28. Those questions had been answered by the learned Single Judge, vide judgment dated 26.7.2019 and the appeal dismissed. Inasmuch as, it is plainly apparent that the question of law framed in that appeal were different, the decision of the same has no bearing on the question involved in the present case. Insofar as Second Appeal No. 364 of 2018, Radicon Infrastructure (supra) is concerned, an additional question of law was framed by the Court, to the following effect :

"Whether the appellate tribunal while passing an order in terms of the proviso to sub-section 5 of Section 43 has any discretion to allow the deposit of a lesser portion of the total amount to be paid to the allottee including interest and compensation imposed on him or the entire amount, as such has to be deposited without any discretion in this regard with the appellate tribunal to reduce the same and whether in view of the use of the word determined by the appellate tribunal in the first part of the proviso is indicative of requirement of application of mind by the appellate tribunal ?"

29. That additional question was answered in the negative. Specific to the issue of penalty to pre-deposit viz-a-viz penalty imposed, it was observed as under :

"With regard to the penalty the appellate tribunal has to ''determine' whether 30% of the penalty imposed or such a higher percentage as it may determine is to be deposited, but when it comes to the deposit of the total amount to be paid to the allottee including interest and compensation under the orders of the regulatory authority or adjudicating officer, no such discretion based on a 'determination' appears to have been vested in the Appellate Tribunal by the legislature."

30. Thus, the view taken by this Court in the aforesaid decision is only to the effect that the minimum deposit to maintain an appeal against the penalty, would be 30% of the penalty amount. For deposit of any higher amount, a determination would have to be made by the Tribunal. The Court made a distinction in the statutory conditions requiring pre deposit to be made with respect to the disputed demand of penalty (where a minimum 30% was required to be deposited and a higher deposit required if the Tribunal so determined) and other amounts that may be awarded by the RERA where no such discretion exists. Therefore, those amounts may have to be deposited in entirety.

31. Therefore, even in that earlier decision of this Court, it was not laid down by way of a rule that the appellant deposits the entire amount of penalty as a pre-condition to maintain its appeal. The Tribunal has clearly misconstrued, both the statutory provision as well as the decisions of this Court passed in Second Appeal Nos. 364 of 2018 and 367 of 2018. Accordingly, the question of law is answered in the negative i.e. in favour of the appellant.

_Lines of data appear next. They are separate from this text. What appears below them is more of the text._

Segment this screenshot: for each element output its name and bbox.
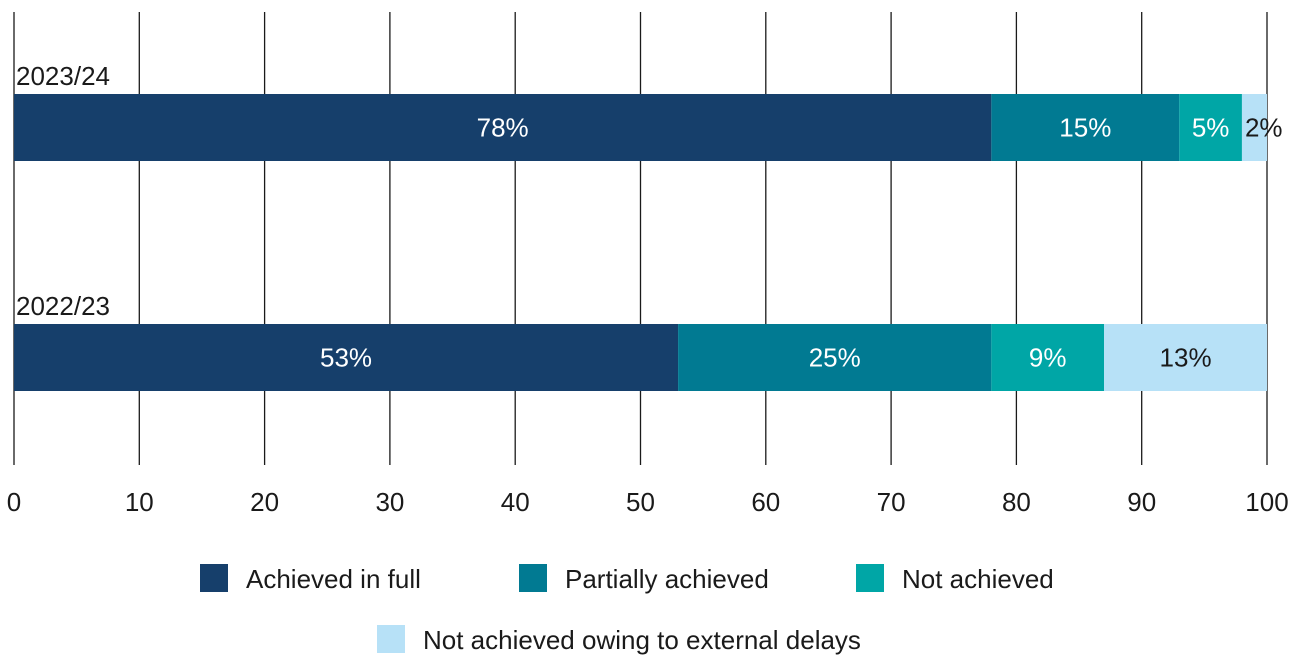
legend-swatch [200,564,228,592]
data-label: 5% [1192,113,1230,143]
x-tick-label: 30 [375,487,404,517]
bar-segments: 78% 15% 5% 2% 53% 25% 9% 13% [14,94,1283,391]
bar-segment [1179,94,1242,161]
data-label: 15% [1059,113,1111,143]
category-label: 2022/23 [16,291,110,321]
x-tick-label: 80 [1002,487,1031,517]
x-tick-label: 50 [626,487,655,517]
category-labels: 2023/24 2022/23 [16,61,110,321]
x-tick-label: 40 [501,487,530,517]
bar-segment [14,94,992,161]
x-tick-label: 20 [250,487,279,517]
bar-segment [678,324,992,391]
data-label: 9% [1029,343,1067,373]
legend-swatch [519,564,547,592]
data-label: 13% [1160,343,1212,373]
legend-label: Partially achieved [565,564,769,594]
data-label: 25% [809,343,861,373]
x-tick-label: 0 [7,487,21,517]
bar-segment [1104,324,1267,391]
x-tick-label: 10 [125,487,154,517]
grid-lines [13,12,1268,465]
bar-segment [14,324,679,391]
x-tick-label: 90 [1127,487,1156,517]
bar-segment [1241,94,1267,161]
legend-label: Not achieved [902,564,1054,594]
category-label: 2023/24 [16,61,110,91]
legend-label: Not achieved owing to external delays [423,625,861,655]
x-tick-label: 70 [877,487,906,517]
data-label: 2% [1245,113,1283,143]
x-tick-label: 100 [1245,487,1288,517]
bar-segment [991,324,1105,391]
legend: Achieved in full Partially achieved Not ac… [200,564,1054,655]
legend-label: Achieved in full [246,564,421,594]
bar-segment [991,94,1180,161]
legend-swatch [856,564,884,592]
x-axis-tick-labels: 0 10 20 30 40 50 60 70 80 90 100 [7,487,1289,517]
data-label: 78% [477,113,529,143]
data-label: 53% [320,343,372,373]
x-tick-label: 60 [751,487,780,517]
legend-swatch [377,625,405,653]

32. Consequently, the order dated passed by the Tribunal dated 28.02.2020 is set aside. Normally, the matter would have been remanded to decide the application under section 43(5) of the Act, afresh, however, since it has already been observed, that no special circumstance had been recorded or noted by the Tribunal and the appellant had already deposited 30% of the disputed demand of penalty, in the facts of the present case, since the status of the appellant is also claimed to be that of a zero-profit society existing solely for the object of providing affordable housing to the personnel of the Indian Air Force and Indian Navy and the widows of such personnel, it appears just that the appeal be heard and decided by the Tribunal on its own merits, against the deposit of 30% of the disputed demand of penalty.

33. According the appeal is allowed.